I call myself a writer. I do. (Dare the mocking gallery in the recesses of my mind its guffaw.)  And as a writer I know the importance of the rewrite. My ex partner was always impressing on me the huge difference in the second draft, at times a total new animal, over the first. That importance is for the reader, even if the only reader is myself, I guess.

Before the rewrite happens there is the oft disregarded element of the read. You read what you wrote. That first read, with a moment's distance, after the computer is closed or the notebook shut, that is where the writer visits the writing for the first time. The read is where the grand AHA! or AHA!s come. They are caught slumbering in the midst of a paragraph or leaping from the form of the whole. “Here's the poetry of this trip. Come now,” says the read, "follow the AHAs."

Along with the AHA!s come the OH NOs! I’d be a liar of the first degree if I left that out. My niggling yet nefarious nemesis in this enterprise has been a solid conviction that the experiment will yield no Version other than the first. There has been the insistence that this exercise is esoteric and unnecessary. Why do this and not revisit the poems and stories that might actually get somewhere.

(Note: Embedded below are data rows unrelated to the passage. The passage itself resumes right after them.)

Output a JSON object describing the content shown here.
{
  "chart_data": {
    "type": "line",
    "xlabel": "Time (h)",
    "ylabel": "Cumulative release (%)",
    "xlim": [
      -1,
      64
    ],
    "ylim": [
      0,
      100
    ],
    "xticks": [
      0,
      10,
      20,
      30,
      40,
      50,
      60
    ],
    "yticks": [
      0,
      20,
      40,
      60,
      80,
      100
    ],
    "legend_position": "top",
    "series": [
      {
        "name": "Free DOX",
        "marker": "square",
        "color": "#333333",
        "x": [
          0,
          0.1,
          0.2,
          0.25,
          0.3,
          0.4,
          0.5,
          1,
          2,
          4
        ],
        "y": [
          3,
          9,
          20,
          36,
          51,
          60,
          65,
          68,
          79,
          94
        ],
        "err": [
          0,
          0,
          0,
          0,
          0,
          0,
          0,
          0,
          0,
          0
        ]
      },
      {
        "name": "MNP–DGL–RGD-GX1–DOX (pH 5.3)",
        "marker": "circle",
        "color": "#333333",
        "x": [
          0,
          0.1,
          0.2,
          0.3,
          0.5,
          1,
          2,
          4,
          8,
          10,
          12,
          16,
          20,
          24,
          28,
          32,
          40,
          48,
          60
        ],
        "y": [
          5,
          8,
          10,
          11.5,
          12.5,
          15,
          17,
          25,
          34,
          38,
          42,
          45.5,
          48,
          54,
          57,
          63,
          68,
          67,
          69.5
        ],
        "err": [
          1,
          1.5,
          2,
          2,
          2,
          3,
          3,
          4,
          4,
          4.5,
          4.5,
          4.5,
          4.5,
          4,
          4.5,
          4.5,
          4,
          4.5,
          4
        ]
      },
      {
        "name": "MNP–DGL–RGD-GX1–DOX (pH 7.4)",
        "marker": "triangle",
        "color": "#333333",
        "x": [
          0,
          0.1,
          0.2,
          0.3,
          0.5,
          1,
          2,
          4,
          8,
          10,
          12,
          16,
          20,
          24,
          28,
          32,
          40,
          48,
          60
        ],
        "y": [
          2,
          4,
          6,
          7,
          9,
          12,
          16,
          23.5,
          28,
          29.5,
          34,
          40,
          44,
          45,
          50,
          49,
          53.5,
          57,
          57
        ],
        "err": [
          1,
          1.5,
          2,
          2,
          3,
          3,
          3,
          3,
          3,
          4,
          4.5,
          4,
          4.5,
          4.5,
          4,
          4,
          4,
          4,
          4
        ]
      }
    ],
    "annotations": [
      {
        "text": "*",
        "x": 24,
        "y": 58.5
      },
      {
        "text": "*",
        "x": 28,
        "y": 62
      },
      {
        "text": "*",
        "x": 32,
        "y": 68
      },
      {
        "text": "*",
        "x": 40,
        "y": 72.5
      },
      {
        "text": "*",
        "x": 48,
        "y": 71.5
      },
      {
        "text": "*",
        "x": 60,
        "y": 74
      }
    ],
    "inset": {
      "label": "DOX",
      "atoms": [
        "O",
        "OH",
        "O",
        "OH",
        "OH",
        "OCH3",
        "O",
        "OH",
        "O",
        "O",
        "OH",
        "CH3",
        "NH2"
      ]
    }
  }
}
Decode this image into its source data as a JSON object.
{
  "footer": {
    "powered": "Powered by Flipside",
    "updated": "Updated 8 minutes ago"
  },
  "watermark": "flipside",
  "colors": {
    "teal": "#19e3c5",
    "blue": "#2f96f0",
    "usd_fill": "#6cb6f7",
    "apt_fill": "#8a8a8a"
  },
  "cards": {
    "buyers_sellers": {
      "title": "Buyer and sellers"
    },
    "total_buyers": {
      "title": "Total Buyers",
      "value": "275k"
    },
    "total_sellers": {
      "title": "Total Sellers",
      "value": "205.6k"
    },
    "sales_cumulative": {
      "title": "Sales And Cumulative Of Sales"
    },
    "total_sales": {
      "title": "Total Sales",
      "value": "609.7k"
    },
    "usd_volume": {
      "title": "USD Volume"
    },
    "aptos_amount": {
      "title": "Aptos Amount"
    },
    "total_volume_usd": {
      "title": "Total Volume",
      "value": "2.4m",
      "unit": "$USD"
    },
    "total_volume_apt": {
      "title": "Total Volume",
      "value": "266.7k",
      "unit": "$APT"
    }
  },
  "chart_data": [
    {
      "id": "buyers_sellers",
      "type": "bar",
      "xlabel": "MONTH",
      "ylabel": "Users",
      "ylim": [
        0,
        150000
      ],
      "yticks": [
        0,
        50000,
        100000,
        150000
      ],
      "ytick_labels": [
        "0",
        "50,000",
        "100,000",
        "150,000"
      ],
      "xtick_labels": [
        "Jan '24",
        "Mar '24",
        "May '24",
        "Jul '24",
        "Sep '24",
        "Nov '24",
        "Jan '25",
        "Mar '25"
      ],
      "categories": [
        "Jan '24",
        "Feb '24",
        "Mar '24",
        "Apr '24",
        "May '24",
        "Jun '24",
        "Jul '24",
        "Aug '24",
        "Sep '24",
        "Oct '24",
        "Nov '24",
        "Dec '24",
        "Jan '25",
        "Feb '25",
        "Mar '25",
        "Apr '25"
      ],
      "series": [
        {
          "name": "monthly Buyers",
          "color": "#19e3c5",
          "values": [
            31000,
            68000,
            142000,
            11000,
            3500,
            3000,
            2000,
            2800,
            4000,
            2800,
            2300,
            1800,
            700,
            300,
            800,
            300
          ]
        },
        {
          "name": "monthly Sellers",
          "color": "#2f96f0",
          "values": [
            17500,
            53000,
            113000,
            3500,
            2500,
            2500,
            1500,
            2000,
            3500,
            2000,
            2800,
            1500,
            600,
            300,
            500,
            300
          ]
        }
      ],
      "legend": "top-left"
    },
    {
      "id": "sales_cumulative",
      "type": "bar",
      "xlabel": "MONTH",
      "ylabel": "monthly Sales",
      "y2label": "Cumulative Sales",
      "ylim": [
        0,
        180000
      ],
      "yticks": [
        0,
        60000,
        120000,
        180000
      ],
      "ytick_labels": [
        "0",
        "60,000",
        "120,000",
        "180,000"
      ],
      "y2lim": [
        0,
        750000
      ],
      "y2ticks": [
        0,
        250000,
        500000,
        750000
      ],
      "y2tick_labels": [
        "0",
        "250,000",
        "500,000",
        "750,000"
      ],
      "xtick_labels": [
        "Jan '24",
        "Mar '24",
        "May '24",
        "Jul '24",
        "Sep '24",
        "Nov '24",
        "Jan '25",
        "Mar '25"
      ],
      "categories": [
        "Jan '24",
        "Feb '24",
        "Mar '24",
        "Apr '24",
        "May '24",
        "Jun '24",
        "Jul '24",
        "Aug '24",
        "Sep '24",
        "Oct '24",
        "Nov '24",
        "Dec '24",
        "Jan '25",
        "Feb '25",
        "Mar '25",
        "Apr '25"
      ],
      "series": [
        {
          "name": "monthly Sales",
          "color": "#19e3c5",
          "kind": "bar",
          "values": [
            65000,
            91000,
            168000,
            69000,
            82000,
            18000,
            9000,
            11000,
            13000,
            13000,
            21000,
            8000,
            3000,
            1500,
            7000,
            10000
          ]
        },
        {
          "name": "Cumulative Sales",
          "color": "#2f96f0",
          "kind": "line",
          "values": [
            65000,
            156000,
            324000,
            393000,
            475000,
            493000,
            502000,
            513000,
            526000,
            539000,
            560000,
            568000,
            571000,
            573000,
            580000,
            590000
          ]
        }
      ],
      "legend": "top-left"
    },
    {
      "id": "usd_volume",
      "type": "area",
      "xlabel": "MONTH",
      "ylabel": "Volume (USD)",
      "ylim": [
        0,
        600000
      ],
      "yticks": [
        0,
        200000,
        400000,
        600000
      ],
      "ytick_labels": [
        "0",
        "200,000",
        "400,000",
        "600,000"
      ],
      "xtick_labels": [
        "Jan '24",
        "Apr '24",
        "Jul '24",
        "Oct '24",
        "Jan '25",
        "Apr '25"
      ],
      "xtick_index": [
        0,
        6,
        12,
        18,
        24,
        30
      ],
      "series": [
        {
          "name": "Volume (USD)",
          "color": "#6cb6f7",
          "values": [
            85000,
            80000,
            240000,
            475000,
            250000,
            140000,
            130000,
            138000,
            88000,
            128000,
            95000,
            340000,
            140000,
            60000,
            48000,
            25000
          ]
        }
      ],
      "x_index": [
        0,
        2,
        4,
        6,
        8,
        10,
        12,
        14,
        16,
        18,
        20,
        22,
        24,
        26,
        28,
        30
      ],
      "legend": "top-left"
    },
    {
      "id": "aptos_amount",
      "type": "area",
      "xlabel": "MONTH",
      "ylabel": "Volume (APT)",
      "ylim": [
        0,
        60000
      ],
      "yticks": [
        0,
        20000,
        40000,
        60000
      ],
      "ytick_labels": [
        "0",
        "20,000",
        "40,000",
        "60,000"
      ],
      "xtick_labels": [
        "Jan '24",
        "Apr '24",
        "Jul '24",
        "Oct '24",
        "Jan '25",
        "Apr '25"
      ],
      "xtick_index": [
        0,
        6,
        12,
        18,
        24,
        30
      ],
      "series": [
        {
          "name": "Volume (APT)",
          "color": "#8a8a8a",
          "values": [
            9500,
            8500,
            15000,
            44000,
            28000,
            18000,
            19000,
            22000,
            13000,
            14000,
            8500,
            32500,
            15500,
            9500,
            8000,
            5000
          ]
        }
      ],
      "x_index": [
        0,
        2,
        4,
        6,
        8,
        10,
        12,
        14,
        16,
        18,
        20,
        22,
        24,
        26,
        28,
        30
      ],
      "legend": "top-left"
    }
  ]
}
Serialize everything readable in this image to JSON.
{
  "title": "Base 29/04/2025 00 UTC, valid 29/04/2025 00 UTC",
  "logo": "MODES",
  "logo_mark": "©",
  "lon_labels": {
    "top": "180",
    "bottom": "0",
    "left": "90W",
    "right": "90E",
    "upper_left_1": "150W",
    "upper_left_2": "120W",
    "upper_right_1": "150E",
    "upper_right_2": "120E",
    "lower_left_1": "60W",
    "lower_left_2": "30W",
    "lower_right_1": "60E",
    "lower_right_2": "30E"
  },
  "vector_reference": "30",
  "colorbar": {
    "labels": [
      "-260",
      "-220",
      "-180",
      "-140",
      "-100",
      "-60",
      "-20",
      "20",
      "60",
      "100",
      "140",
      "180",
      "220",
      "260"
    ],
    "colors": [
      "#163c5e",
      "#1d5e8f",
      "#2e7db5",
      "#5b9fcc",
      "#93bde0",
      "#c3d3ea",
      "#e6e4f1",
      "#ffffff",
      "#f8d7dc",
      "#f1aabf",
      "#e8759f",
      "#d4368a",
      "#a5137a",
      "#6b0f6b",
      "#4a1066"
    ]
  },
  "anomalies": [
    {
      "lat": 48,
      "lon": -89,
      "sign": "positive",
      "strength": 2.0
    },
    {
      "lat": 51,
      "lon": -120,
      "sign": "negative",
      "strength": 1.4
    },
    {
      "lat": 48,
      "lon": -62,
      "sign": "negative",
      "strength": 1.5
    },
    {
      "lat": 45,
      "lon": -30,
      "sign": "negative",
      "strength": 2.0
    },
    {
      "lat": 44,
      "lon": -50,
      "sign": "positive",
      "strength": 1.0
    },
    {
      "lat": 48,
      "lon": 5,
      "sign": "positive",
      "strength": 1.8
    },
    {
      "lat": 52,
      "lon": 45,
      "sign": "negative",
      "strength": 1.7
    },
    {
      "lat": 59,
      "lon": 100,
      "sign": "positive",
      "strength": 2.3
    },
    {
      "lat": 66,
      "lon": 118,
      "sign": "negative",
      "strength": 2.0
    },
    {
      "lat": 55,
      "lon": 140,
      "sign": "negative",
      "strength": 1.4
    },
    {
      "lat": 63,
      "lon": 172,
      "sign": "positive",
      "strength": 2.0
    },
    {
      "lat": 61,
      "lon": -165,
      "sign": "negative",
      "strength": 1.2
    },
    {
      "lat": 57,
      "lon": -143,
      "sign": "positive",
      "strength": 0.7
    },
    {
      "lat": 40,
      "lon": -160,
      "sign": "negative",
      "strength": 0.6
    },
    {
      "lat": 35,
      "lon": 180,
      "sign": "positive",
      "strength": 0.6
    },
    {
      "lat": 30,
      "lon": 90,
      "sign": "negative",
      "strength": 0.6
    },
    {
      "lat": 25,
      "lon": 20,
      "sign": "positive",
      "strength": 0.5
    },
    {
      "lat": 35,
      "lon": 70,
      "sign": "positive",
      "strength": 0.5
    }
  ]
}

So in the midst of these AHA!S and OH NOs I write Version 2 and it lived here a while until I tried a short cut route to getting to Version 3.

After the read, the real tools of the modern writer's trade enter the scene: the cut and pastes; the moving of chunks of text; the blending of metaphors and meters; the underlining or shading back of rhythm and rhyme; the dusting of a final seal of talcum that makes every word sing the same song even as it plays counter to its neighbor.  They may not be here yet. They may come out later still. I feel them on their way. They will swoop in with their expertise and flamboyantly sculpt us into gorgeous.

Here in Version 3 we have definitely still to be dusted. Done and dusted.

Or any case that is the dream. We are far from done from this experiment.

What the first version is, is in fact our hypothesis: We are testing by one very unscientific example to see if re-writing does indeed enhance the piece. Our hypothesis is that it does. The experiment is to be determined by comparing the first version, which is a conception of the contrasts of free write and rewrite with later ones. Every version after that, including lost versions are craft.

Let the comparisons begin.

Is this third version becoming more succulent or losing all flavor?